Есть нечто зыбкое и в самом повествовании. Конечно, Харитонов мастер. Но часто он пишет практически на грани, кажется, еще шаг – и оступится, испортит рассказ. Много неоднозначного, спорного в языке: позвоночник, как бамбук, «чувствилища», «из-под туч выпросталось ослепительное солнце». С одной стороны, вроде бы и ничего, а с другой – для уха звучит неприятно. Порой Харитонов напоминает своего же героя из рассказа «Ловец облаков», давшего имя всей книге. Иннокентий – начинающий художник, «умел сам по памяти нарисовать что угодно, потом все больше пробовал воспроизводить то, что ему привиделось, – явственно, как бывает на самом деле. Это были попытки уловить мгновения». Вот и Харитонов пишет не столько о простых людях, сколько о значении момента в их жизни. Так, подвыпивший Бабич, персонаж «Седьмого неба», разговорился в электричке с «шарлатаном», «лотерейщиком». Тот ему и заявляет: «А жизнь, если хотите знать, не бывает без лотереи». И поди разберись, правда или торгаш просто пытается толкнуть свои «беспроигрышные» билеты. Смерть в этом рассказе возникает неожиданно, хотя автор с самого начала интригует. Бабич читает детектив, потом говорит со странным лотерейщиком, соглашается сыграть. А после будто счастливо избегает чего-то страшного, непонятного. «Нет, еще поживу», – еле слышно бормочет он и торопится прочь. В то же время в прозе Харитонова много пространства, простоты. Рассказы читаются практически на одном дыхании.

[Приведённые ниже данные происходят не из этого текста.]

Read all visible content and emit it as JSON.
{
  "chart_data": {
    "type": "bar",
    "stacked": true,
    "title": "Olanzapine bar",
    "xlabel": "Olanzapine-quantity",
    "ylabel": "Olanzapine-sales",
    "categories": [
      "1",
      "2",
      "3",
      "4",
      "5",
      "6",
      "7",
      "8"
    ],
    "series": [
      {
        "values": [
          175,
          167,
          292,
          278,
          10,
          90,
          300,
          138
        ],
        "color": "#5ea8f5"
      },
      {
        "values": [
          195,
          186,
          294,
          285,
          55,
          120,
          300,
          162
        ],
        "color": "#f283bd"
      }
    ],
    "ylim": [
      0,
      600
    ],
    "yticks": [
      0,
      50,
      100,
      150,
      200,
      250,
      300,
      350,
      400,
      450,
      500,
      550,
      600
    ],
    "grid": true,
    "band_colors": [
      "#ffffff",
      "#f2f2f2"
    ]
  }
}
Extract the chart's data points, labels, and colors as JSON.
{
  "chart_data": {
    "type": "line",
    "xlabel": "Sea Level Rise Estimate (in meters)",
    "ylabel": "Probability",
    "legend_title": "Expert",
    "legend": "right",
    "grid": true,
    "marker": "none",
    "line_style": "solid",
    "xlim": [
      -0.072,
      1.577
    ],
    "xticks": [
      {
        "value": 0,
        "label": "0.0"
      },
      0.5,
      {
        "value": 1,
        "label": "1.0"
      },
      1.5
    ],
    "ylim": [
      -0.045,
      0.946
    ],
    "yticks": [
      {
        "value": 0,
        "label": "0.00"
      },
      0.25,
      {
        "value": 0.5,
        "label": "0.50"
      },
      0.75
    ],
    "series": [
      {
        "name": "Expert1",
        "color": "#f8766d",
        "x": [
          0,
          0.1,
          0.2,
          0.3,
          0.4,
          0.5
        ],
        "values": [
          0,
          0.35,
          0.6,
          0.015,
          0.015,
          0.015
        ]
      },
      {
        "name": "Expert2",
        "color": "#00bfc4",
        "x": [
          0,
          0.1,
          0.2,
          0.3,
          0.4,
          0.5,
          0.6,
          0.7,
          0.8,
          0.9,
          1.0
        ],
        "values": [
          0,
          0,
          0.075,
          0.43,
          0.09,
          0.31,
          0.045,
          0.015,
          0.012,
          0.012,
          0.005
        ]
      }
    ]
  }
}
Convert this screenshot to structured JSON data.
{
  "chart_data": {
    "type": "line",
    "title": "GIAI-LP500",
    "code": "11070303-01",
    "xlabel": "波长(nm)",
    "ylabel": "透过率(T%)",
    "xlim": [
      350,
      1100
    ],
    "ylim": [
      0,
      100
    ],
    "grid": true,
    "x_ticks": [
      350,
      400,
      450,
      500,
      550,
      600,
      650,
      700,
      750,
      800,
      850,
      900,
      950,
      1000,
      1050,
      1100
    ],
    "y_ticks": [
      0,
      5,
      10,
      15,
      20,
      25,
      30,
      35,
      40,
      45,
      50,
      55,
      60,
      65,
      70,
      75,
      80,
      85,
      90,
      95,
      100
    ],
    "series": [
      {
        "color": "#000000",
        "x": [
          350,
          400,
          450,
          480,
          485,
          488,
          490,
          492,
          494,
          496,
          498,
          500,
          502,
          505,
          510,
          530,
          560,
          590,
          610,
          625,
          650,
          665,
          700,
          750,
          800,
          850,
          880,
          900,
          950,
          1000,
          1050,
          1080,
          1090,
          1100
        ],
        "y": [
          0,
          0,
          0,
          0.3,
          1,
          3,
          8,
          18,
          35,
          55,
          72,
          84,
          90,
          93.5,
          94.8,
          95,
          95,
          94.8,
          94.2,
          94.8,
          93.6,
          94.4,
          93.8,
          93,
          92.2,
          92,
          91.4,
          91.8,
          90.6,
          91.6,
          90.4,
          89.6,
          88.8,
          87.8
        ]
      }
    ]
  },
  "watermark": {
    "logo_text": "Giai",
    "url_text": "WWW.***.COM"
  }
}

Но иногда кажется, что писатель вовсе людьми не интересуется. Скорее его волнуют их видения. Например, Яков Львович, старый, выживающий из ума человек, лежит в стылой больничной постели, шепчет свое: «Все определения не о том. <┘> В интеллигентности есть что-то от религиозного мироощущения. Вне конфессии. Человек свободомыслящий просто чувствует: есть требование. Что-то выше тебя. Ты не все можешь себе позволить. Не вправе». И мерещатся ему непонятные белые птицы. А между тем врачи уже списали его со счетов, только Инга Лазаревна, бывшая коллега по работе, до сих пор приходит.
Может, правда, наша жизнь – только видимость (это, если хотите, своеобразный харитоновский привет Платону). И все, что у нас есть, – момент, он, точно «песчинка между страниц», ничего не значит и в то же время являет собой нечто целостное и по-своему важное. Хорошо просто курить у открытого окна или смотреть на «молочный рассветный туман, панораму, вырезанную из рядов картона: внизу общая для всех белизна, но чем ближе к вершинам деревьев, крыш, колоколен, тем больше каждый отдельный план становился темней, наливался плотными очертаниями» («Песчинка между страниц»), разглядывать облака, разговаривать с собой...
Встречаются в текстах Харитонова и литературные аллюзии. В рассказе «Сеанс» один собеседник другому: «Ты мыслишь, это я подтвердить могу, попробуй сделать умозаключение» или «Как хороши, как свежи были розы» – сознательно вынесено в заглавие рассказа.
Но при всей своей неоднозначности книга написана неплохо. Обычная жизнь персонажам Харитонова видится если не чудом, то чем-то прекрасным. Во всяком случае, быть им хочется до последнего вздоха. Не в этом ли весь русский человек? Живет, торопится, и все ему мало. А потом, ближе к финалу, ужасается и взмаливается, как персонаж «Игры с собой»: «Господи! Можно это пройти еще раз?» Но тут уже как повезет, не от нас зависит.